Support for biofuels
Biofuels proponents also met with the administration about the RFS rule. In a May 23 meeting with EPA and OMB officials, representatives from the National Corn Growers Association (NCGA) pushed back on claims that biofuels production hikes food prices and harms the environment, saying neither claim has any factual basis.
A one-page summary of a recent poll by Morning Consult on NCGA’s behalf, provided at the meeting, says 43 percent of adults surveyed blame inflation for soaring food prices, 24 percent said crude oil prices are the culprit, 18 said oil supply constraints, 10 percent had no opinion, 3 percent said none of these were to blame, and just 2 percent said biofuels.
“Consumers understand the facts – that high oil prices increase both fuel and food prices,” said NCGA President and Iowa farmer Chris Edgington about the summary. “Biofuels like ethanol are the low-cost components of each fuel gallon, and ethanol adds billions of gallons to our fuel supply every year, stretching the supply to reduce our reliance on oil.”
NCGA also submitted a critical analysis of a study touted by environmentalist opponents of ethanol. Not all environmentalists support ethanol, and some advocacy groups claim production of the fuel increases GHG emissions.
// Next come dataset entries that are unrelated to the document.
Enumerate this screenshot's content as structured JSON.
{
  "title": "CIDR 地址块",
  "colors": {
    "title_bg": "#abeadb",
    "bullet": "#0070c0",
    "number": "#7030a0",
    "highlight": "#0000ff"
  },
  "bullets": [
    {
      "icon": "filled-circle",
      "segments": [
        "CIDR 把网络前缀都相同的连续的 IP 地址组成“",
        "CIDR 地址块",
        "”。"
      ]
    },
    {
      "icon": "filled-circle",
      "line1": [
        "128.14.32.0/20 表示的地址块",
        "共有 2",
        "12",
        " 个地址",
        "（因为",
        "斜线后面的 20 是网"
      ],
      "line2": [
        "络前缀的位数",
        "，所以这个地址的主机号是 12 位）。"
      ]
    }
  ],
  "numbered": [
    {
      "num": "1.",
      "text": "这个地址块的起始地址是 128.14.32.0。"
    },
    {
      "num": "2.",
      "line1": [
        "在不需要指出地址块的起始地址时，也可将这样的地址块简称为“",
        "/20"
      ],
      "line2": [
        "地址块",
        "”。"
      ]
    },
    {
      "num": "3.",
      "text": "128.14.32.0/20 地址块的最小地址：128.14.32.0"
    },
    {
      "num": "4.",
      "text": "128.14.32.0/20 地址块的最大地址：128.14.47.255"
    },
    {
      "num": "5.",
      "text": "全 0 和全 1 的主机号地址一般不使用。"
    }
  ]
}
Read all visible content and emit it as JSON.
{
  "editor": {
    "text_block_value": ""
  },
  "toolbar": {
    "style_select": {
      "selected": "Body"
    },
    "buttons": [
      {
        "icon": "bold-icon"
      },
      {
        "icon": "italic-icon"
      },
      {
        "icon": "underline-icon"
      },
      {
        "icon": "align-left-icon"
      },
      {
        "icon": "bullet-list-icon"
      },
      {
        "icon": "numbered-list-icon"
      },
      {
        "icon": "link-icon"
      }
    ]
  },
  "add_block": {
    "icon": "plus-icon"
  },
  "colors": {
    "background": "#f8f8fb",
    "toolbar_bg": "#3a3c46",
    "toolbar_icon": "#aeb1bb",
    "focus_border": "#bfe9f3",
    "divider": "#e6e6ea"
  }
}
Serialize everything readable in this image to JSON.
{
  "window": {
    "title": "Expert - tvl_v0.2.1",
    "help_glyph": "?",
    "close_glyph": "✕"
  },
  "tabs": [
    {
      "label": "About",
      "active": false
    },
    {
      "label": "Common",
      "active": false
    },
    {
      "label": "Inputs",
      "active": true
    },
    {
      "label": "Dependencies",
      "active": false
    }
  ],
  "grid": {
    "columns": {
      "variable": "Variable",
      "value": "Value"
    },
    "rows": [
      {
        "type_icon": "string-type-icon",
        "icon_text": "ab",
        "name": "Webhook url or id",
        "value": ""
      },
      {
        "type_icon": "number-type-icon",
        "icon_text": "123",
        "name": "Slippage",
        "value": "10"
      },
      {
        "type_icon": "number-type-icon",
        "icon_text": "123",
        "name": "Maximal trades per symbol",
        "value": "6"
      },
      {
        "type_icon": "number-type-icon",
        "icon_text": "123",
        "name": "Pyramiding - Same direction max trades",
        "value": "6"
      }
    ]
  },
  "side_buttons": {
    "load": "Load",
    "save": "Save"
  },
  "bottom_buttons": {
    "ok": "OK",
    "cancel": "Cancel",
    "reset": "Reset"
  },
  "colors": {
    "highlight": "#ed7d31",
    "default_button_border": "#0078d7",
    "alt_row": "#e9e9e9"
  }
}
The study found GHGs associated with ethanol are 24 percent higher than conventional gasoline, but the NGA analysis says this finding is flawed. “[W]e conclude that the results and conclusions provided by the authors are based on several questionable assumptions and a simple modeling approach that has resulted in overestimation of the GHG emissions of corn ethanol,” the analysis says.
NGCA was also among seven other pro-biofuels groups, including the Renewable Fuels Association and Fuels America, that met with the administration on May 18. They highlighted slides from University of California, Riverside, researchers that found 15-percent ethanol reduces some emissions like carbon and particulate matter by “statistically significant” amounts compared to fuel that contains just 10 percent ethanol.
The Advanced Biofuels Association, in a May 24 meeting with EPA and OMB officials, reiterated its goal of the U.S. reaching 21 billion gallons of BBD to replace fossil fuels by 2040. The group touted the findings of research it commissioned that predicts sufficient feedstock, like soy, for making BBD, even after satisfying food and other uses.
In its May 18 meeting with the administration, the Coalition for Renewable Gas Natural Gas argued in favor of greater use of renewable natural gas (RNG), one of the fuels that qualifies for the RFS. RNG is fueled with biomethane collected from wastewater treatment plants, landfills, commercial food waste facilities, and agricultural digesters. Its supporters say making and using RNG creates massive reductions greenhouse gases compared to gasoline.
The group claimed that RNG use for transportation fuel grew 13 percent last year compared to 2020, offsetting 3.8 million tons of carbon dioxide-equivalent emissions.
Other groups and companies that met with EPA and OMB officials in recent weeks about the RFS rule include United Steelworkers, PFB Energy, the National Air Transport Association, Marathon Petroleum, the Society of Independent Gasoline Marketers of America, Clean Fuels Alliance America, House lawmakers, Delek US, Alder Fuels, and Prometheus Fuels, pro-ethanol organization Growth Energy, U.S. truck stop and travel center association NATSO, World Energy and the Brazilian Sugarcane Industry Association.